| title | Runtime Resolution |
|---|---|
| sidebarTitle | Runtime Resolution |
| description | General runtime-resolution subsystem for resolving agent runtimes at turn-time |
| icon | rotate |
The runtime-resolution subsystem maps agent and model references to concrete runtime instances at turn-time, enabling dynamic model switching and custom routing logic.
**Handoffs no longer use this subsystem.** As of [PR #2178](MervinPraison/PraisonAI#2178), handoffs always delegate directly to `agent.chat()` / `agent.achat()`. The runtime-resolution layer is used by other parts of the SDK for agent-level runtime configuration.

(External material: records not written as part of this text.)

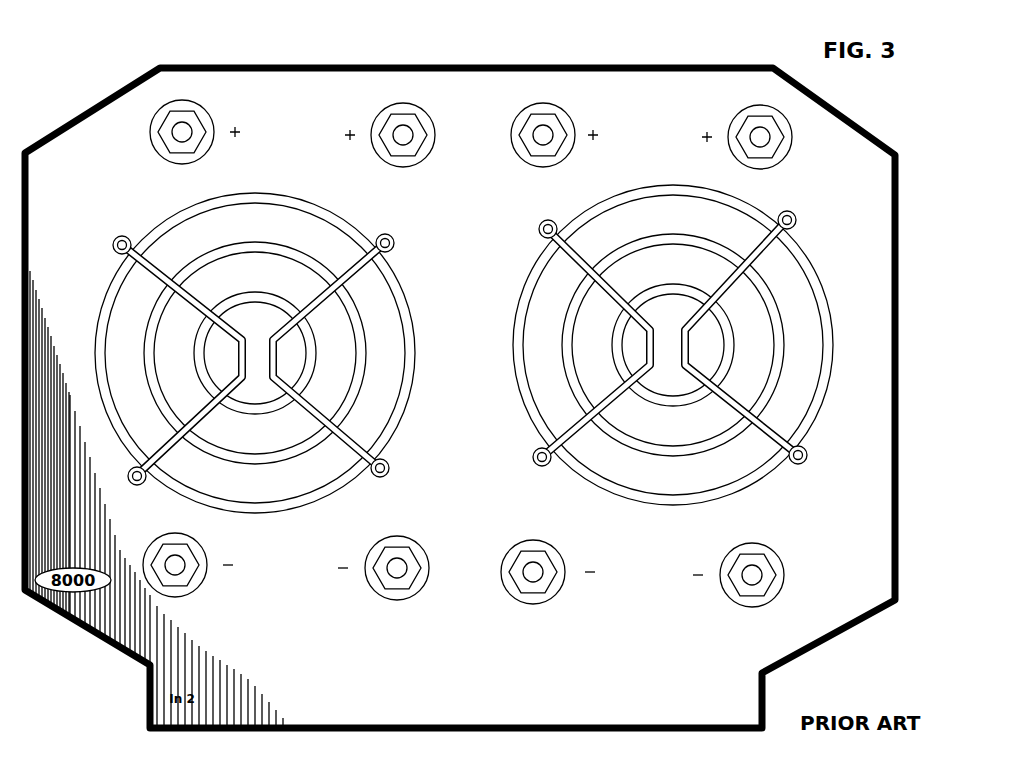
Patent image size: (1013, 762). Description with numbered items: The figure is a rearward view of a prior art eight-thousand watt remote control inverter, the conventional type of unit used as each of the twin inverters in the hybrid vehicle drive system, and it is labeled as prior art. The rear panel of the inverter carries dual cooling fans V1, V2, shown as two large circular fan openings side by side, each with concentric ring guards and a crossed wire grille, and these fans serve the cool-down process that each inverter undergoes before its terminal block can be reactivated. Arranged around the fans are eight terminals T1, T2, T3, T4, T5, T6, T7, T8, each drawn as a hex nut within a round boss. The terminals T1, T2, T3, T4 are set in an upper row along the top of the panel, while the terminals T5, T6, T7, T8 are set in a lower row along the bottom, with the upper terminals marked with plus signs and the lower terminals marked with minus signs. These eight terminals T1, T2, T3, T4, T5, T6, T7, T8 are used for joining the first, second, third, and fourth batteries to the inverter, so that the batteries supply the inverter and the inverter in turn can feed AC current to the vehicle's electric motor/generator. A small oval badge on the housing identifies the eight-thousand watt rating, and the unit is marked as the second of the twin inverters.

The terminal T1 is at (168, 100).
The terminal T2 is at (423, 162).
The terminal T3 is at (522, 110).
The terminal T4 is at (783, 163).
The terminal T5 is at (207, 587).
The terminal T6 is at (425, 595).
The terminal T7 is at (560, 593).
The terminal T8 is at (777, 598).
The cooling fan V1 is at (410, 402).
The cooling fan V2 is at (725, 493).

If you came here for handoff execution behaviour, see [Agent Handoffs](/docs/features/handoffs).graph LR
subgraph "Runtime Resolution"
A[🤖 Agent] --> B[🔍 Resolve Runtime]
B --> C[(Cache)]
C -->|hit| E[✅ Execute]
C -->|miss| F[🏗️ Create Runtime]
F --> C
F --> E
end
classDef agent fill:#8B0000,stroke:#7C90A0,color:#fff
classDef process fill:#F59E0B,stroke:#7C90A0,color:#fff
classDef cache fill:#189AB4,stroke:#7C90A0,color:#fff
classDef success fill:#10B981,stroke:#7C90A0,color:#fff
class A agent
class B,F process
class C cache
class E success
Update the target model at any time — the next invocation automatically picks up the change because agent.chat() reads the live llm value.

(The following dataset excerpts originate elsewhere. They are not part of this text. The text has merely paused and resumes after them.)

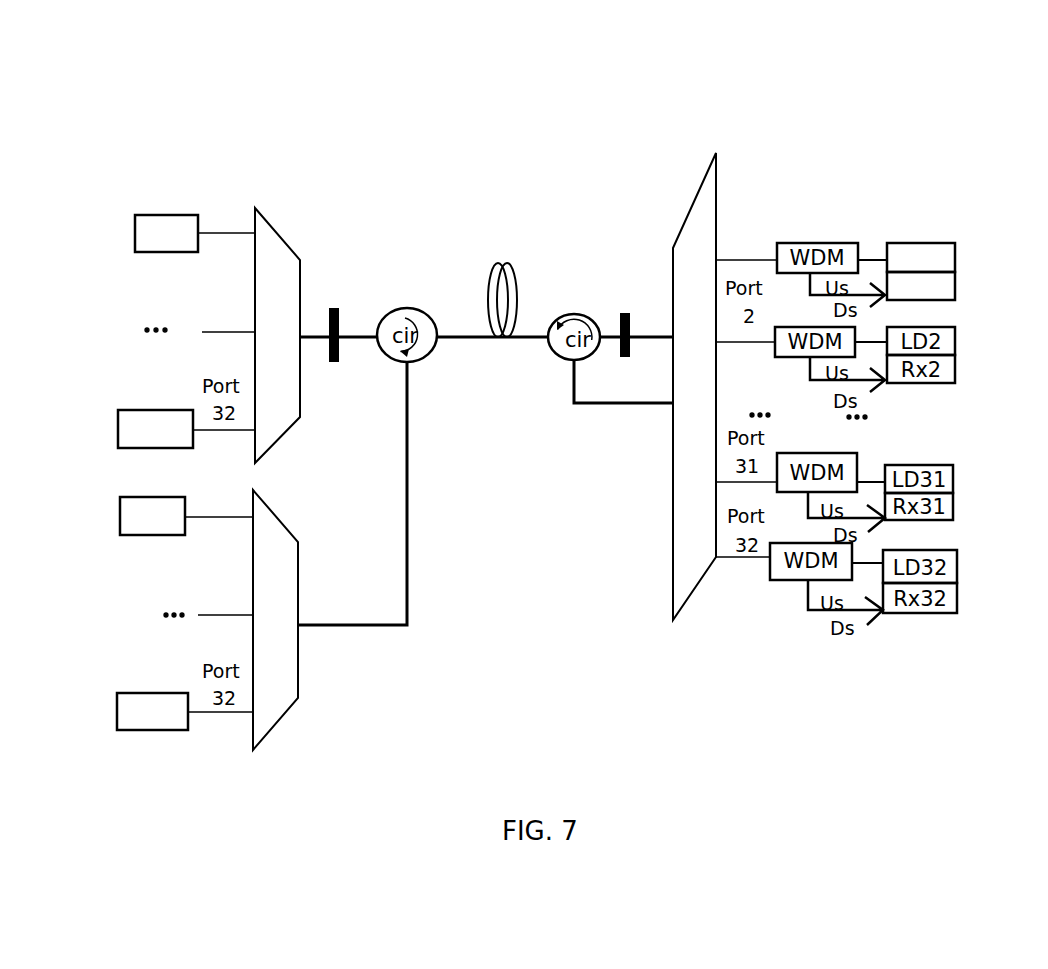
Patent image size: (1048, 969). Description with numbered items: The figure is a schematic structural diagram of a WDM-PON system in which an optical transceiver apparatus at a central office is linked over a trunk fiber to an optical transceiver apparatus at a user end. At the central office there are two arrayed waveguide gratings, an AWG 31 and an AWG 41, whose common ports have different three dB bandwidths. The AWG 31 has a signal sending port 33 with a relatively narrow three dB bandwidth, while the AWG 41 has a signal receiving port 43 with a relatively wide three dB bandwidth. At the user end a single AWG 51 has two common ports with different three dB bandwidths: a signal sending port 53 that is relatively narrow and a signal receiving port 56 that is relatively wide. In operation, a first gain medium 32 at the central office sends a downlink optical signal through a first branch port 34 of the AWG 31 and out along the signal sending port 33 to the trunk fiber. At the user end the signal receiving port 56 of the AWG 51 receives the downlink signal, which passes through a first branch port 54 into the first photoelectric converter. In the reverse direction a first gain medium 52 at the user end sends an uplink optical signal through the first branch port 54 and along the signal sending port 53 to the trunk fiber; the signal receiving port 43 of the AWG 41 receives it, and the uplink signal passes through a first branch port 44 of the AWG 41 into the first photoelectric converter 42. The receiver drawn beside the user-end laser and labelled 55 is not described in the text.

The AWG 31 is at (283, 237).
The first gain medium 32 is at (133, 227).
The signal sending port 33 is at (308, 333).
The first branch port 34 is at (212, 233).
The AWG 41 is at (273, 733).
The first photoelectric converter 42 is at (120, 515).
The signal receiving port 43 is at (408, 557).
The first branch port 44 is at (205, 517).
The AWG 51 is at (687, 213).
The first gain medium 52 is at (918, 243).
The signal sending port 53 is at (660, 332).
The first branch port 54 is at (770, 260).
The receiver 55 is at (955, 288).
The signal receiving port 56 is at (617, 407).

from praisonaiagents import Agent
researcher = Agent(
name="Researcher",
instructions="Research the topic and summarise it",
llm="gpt-4o-mini",
)
writer = Agent(
name="Writer",
instructions="Write a polished article",
llm="gpt-4o-mini",
handoffs=[researcher],
)
# Swap the researcher to a different model at any point
researcher.llm = "claude-3-sonnet"
# The next invocation automatically uses claude-3-sonnet for the researcher
writer.start("Research and write about ocean currents")Use get_runtime_cache and clear_runtime_cache to debug or force a fresh resolution.
from praisonaiagents.runtime import get_runtime_cache, clear_runtime_cache
# See what runtimes are cached across sessions
cache = get_runtime_cache()
for session_id, entries in cache.items():
for cache_key, (runtime, cached_at) in entries.items():
print(f"{cache_key}: {runtime.provider}/{runtime.model_ref}")

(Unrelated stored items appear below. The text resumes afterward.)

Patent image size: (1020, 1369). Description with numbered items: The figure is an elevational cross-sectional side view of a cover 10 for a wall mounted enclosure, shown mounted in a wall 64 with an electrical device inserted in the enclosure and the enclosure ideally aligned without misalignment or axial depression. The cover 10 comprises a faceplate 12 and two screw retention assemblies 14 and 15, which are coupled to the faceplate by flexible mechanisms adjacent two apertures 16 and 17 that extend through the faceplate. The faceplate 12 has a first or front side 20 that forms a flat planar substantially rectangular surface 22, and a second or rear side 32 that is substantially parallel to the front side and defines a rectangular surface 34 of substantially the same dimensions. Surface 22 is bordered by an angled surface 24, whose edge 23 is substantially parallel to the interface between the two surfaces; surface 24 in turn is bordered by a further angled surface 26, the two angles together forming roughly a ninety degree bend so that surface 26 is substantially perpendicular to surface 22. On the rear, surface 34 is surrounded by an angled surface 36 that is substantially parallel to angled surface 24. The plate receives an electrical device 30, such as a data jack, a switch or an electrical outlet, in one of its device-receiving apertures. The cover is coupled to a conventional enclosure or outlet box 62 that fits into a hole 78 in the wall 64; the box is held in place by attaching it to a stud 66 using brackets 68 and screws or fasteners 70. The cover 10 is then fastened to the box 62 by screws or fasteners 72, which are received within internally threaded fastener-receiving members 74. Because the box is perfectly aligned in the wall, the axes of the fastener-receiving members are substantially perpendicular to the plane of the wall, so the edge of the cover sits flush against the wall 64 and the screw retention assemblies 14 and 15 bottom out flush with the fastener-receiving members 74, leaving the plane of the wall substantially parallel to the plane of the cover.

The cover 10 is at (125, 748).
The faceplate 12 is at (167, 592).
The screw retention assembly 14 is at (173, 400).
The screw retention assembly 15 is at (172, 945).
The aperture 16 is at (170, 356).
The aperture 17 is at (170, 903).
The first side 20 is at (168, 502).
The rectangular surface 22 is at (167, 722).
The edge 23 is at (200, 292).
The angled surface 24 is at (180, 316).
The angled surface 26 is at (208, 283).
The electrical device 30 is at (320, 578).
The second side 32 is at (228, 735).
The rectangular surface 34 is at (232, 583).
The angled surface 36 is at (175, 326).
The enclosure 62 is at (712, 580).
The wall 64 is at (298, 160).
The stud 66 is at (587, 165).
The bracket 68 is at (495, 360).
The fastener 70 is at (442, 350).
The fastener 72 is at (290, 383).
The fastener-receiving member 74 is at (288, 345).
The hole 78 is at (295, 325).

# Force fresh resolution for a specific session
clear_runtime_cache(session_id="session_123")
# Clear all cached runtimes
clear_runtime_cache()Override the built-in resolver to control how models map to runtimes.
from praisonaiagents import Agent
from praisonaiagents.runtime import (
set_global_resolver,
SessionContext,
)
from praisonaiagents.runtime.resolve import (
RuntimeResolver,
AgentRuntimeProtocol,
LLMRuntimeWrapper,
)
from praisonaiagents.llm.llm import LLM
class MyResolver(RuntimeResolver):
def supports_model(self, model_ref: str) -> bool:
return model_ref.startswith(("gpt-", "claude-", "my-model-"))
def resolve(self, agent_id, model_ref, session_ctx, **kwargs):
# Route "my-model-*" to a custom endpoint
if model_ref.startswith("my-model-"):
llm = LLM(model="gpt-4o-mini", api_base="https://my.endpoint/v1")
else:
llm = LLM(model=model_ref)
return LLMRuntimeWrapper(llm=llm, model_ref=model_ref, agent_id=agent_id)
set_global_resolver(MyResolver())
agent = Agent(name="MyAgent", instructions="Help users", llm="my-model-fast")
agent.start("Hello!")The subsystem reads the agent's current llm (or model) attribute at invocation time, not at construction time.
sequenceDiagram
participant User
participant Agent
participant RuntimeSubsystem
participant Cache
User->>Agent: start("Research and write...")
Agent->>RuntimeSubsystem: resolve(agent_id, current_llm)
RuntimeSubsystem->>Cache: check TTL cache
alt cache hit (< 5 min)
Cache-->>RuntimeSubsystem: cached runtime
else cache miss or expired
RuntimeSubsystem->>RuntimeSubsystem: create LLMRuntimeWrapper
RuntimeSubsystem->>Cache: store & return
end
RuntimeSubsystem-->>Agent: runtime instance
Agent->>Agent: agent.chat(prompt)
Agent-->>User: response
Passed to resolve_runtime to scope caching and track depth.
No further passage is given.